A massive data breach to Capital One servers compromised the personal details of an estimated 106 million bank customers and applicants across Canada and the US.
The suspected hacker, Paige Thompson, 33, has been arrested by FBI on Monday. She has shared details about the data breach on a GitHub page earlier in April, according to the criminal complaints.
Thompson broke into a Capital One server and illegally acquired access to customers' names, addresses, credit limit, contact numbers, balances, credit score, and other related data.
According to the documents, the 33-year-old, Seattle resident gained access to 80,000 bank account numbers, 1 million Canadian Social Insurance numbers, and 140,000 Social Security numbers.

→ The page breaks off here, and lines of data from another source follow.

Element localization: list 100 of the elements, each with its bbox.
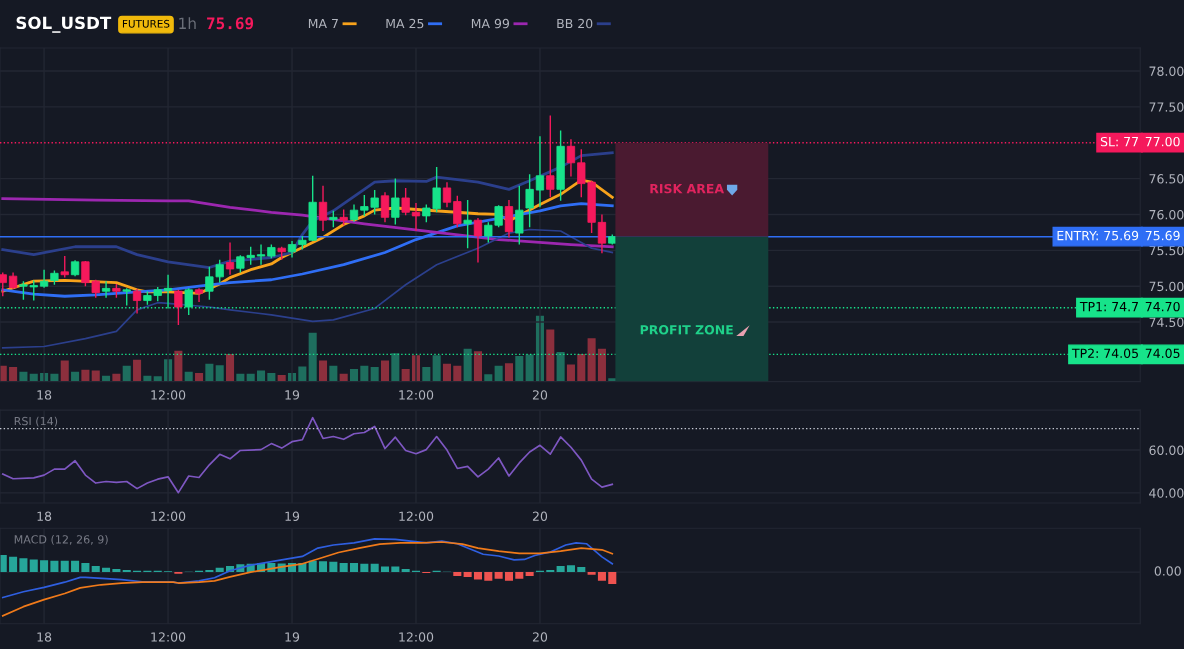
legend-label: MA 99 [471,18,510,29]
bar [339,562,348,573]
bar [391,353,400,382]
candlestick [525,173,534,229]
candlestick [566,138,576,178]
bar [380,566,390,573]
bar [133,359,142,382]
bar [81,562,90,573]
candlestick [184,287,193,316]
bar [9,367,18,382]
chart-title: MACD (12, 26, 9) [14,534,108,545]
bar [195,373,204,382]
bar [277,375,286,382]
bar [215,567,224,573]
bar [360,563,369,573]
bar [515,572,524,579]
bar [525,354,534,382]
x-tick-label: 12:00 [399,511,434,521]
bar [577,566,586,573]
bar [318,360,328,382]
y-tick-label: 76.50 [1149,174,1184,184]
bar [608,572,617,584]
bar [71,371,80,382]
bar [91,370,100,382]
bar [308,560,317,573]
x-tick-label: 20 [532,390,548,400]
ref-line-label: TP1: 74.7 [1079,302,1138,312]
bar [174,350,183,382]
bar [257,370,266,382]
bar [102,567,111,573]
candlestick [515,185,524,246]
x-tick-label: 12:00 [151,390,186,400]
x-tick-label: 19 [285,511,300,521]
bar [19,371,28,382]
bar [215,365,224,382]
candlestick [318,185,328,232]
bar [577,353,586,382]
candlestick [132,288,142,315]
y-tick-label: 74.50 [1149,317,1184,327]
bar [205,363,214,382]
candlestick [60,255,69,279]
bar [40,560,49,573]
bar [370,367,379,382]
x-tick-label: 20 [532,511,548,521]
bar [9,556,18,573]
candlestick [194,287,204,303]
bar [184,371,193,382]
annotation: 77.00 [1145,136,1180,147]
x-tick-label: 12:00 [399,390,434,400]
bar [463,348,472,382]
bar [370,563,379,573]
band-label: RISK AREA [650,183,725,194]
bar [349,369,359,382]
x-tick-label: 12:00 [151,511,186,521]
bar [587,572,596,575]
y-tick-label: 75.50 [1149,245,1184,256]
text: 0.00 [1154,566,1181,576]
bar [546,329,555,382]
x-tick-label: 19 [285,390,300,400]
chart-title: SOL_USDT [16,16,112,33]
legend-label: MA 25 [386,18,424,29]
candlestick [401,187,410,216]
candlestick [597,213,607,254]
bar [91,566,100,573]
x-tick-label: 18 [37,632,52,642]
y-tick-label: 77.50 [1149,102,1184,112]
legend-label: MA 7 [308,19,338,29]
x-tick-label: 18 [37,390,52,400]
bar [556,566,565,573]
bar [597,348,606,382]
bar [504,363,513,382]
bar [463,572,472,577]
bar [308,332,317,382]
bar [380,360,390,382]
candlestick [473,217,483,264]
candlestick [411,202,421,232]
bar [442,363,452,382]
y-tick-label: 40.00 [1149,488,1184,498]
candlestick [535,135,545,208]
bar [484,572,493,581]
bar [494,365,503,382]
annotation: 74.05 [1145,348,1180,358]
bar [566,565,575,573]
bar [484,374,493,382]
text: FUTURES [122,19,170,28]
band-label: PROFIT ZONE [640,325,733,335]
candlestick [256,243,266,266]
bar [556,351,565,382]
bar [50,560,59,573]
ref-line-label: TP2: 74.05 [1071,348,1138,358]
bar [494,572,503,579]
ref-line-label: ENTRY: 75.69 [1057,230,1139,241]
bar [112,569,121,573]
bar [597,572,606,581]
bar [318,561,328,573]
x-tick-label: 12:00 [151,632,186,642]
bar [401,569,410,573]
bar [267,373,276,382]
text: 75.69 [207,17,254,30]
x-tick-label: 20 [532,632,548,642]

Thompson who had previously worked with Amazon Web Services as a software engineer was able to access the data by exploiting a misconfigured web application firewall in company's infrastructure, as per a court filing.
Despite the magnitude of the breach, "no credit card account numbers or log-in credentials were compromised and over 99% of Social Security numbers were not compromised," the company told.
Expressing concern over the matter, Chairman Richard Fairbank, said, "While I am grateful that he perpetrator has been aught, I am deeply sorry for what has happened.
"I sincerely apologize for the understandable worry this incident must be causing those affected and I am committed to making it right," he assured.
Meanwhile, the company is notifying the victims and aiding them with identity protection and free credit monitoring.